A Combiner runs after the Mapper and before the Reducer,it will receive as input all data emitted by the Mapper instances on a given node. then emits output to the Reducers.
And also,If a reduce function is both commutative and associative, then it can be used as a Combiner.
My Question is what does the phrase "commutative and associative" mean in this situation?
Assume you have a list of numbers, 1 2 3 4 5 6.

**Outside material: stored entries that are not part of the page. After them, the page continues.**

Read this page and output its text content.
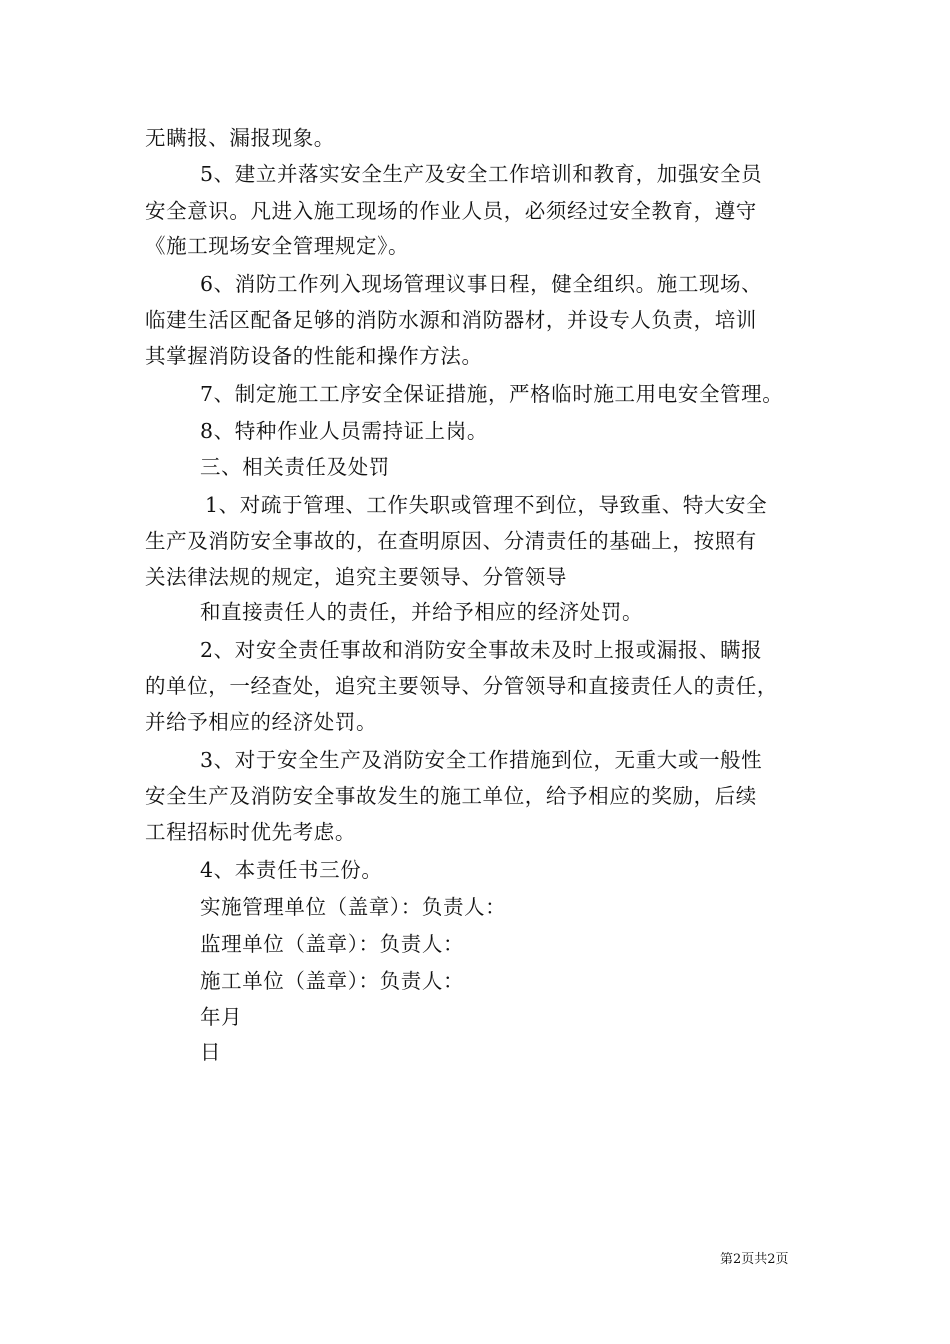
无瞒报、漏报现象。
5、建立并落实安全生产及安全工作培训和教育，加强安全员
安全意识。凡进入施工现场的作业人员，必须经过安全教育，遵守
《施工现场安全管理规定》。
6、消防工作列入现场管理议事日程，健全组织。施工现场、
临建生活区配备足够的消防水源和消防器材，并设专人负责，培训
其掌握消防设备的性能和操作方法。
7、制定施工工序安全保证措施，严格临时施工用电安全管理。
8、特种作业人员需持证上岗。
三、相关责任及处罚
1、对疏于管理、工作失职或管理不到位，导致重、特大安全
生产及消防安全事故的，在查明原因、分清责任的基础上，按照有
关法律法规的规定，追究主要领导、分管领导
和直接责任人的责任，并给予相应的经济处罚。
2、对安全责任事故和消防安全事故未及时上报或漏报、瞒报
的单位，一经查处，追究主要领导、分管领导和直接责任人的责任，
并给予相应的经济处罚。
3、对于安全生产及消防安全工作措施到位，无重大或一般性
安全生产及消防安全事故发生的施工单位，给予相应的奖励，后续
工程招标时优先考虑。
4、本责任书三份。
实施管理单位（盖章）：负责人：
监理单位（盖章）：负责人：
施工单位（盖章）：负责人：
年月
日
第2页共2页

Associative here means you can take your operation and apply it to any subgroup, then apply it to the result of those and get the same answer:
(1) + (2 + 3) + (4 + 5 + 6)
==
(1 + 2) + (3 + 4) + (5) + (6)
==
...
Think of the parenthesis here as the execution of a combiner.
Commutative means that the order doesn't matter, so:
1 + 2 + 3 + 4 + 5 + 6
==
2 + 4 + 6 + 1 + 2 + 3
==
...
For example, addition, fits this property, as seen before. "Maximum" fits this property above as well, because the max of maxs is the max. max(a,b) == max(b,a).
Median is an example that doesn't work: the median of medians is not the true median.
Don't forget another important property of a combiner: the input types for the key/value and the output types of the key/value need to be the same. For example, you can't take in a string:int and return a string:float.
Often times, the reducer might output some sort of string instead of numerical value, which may prevent you from just plugging in your reducer as the combiner.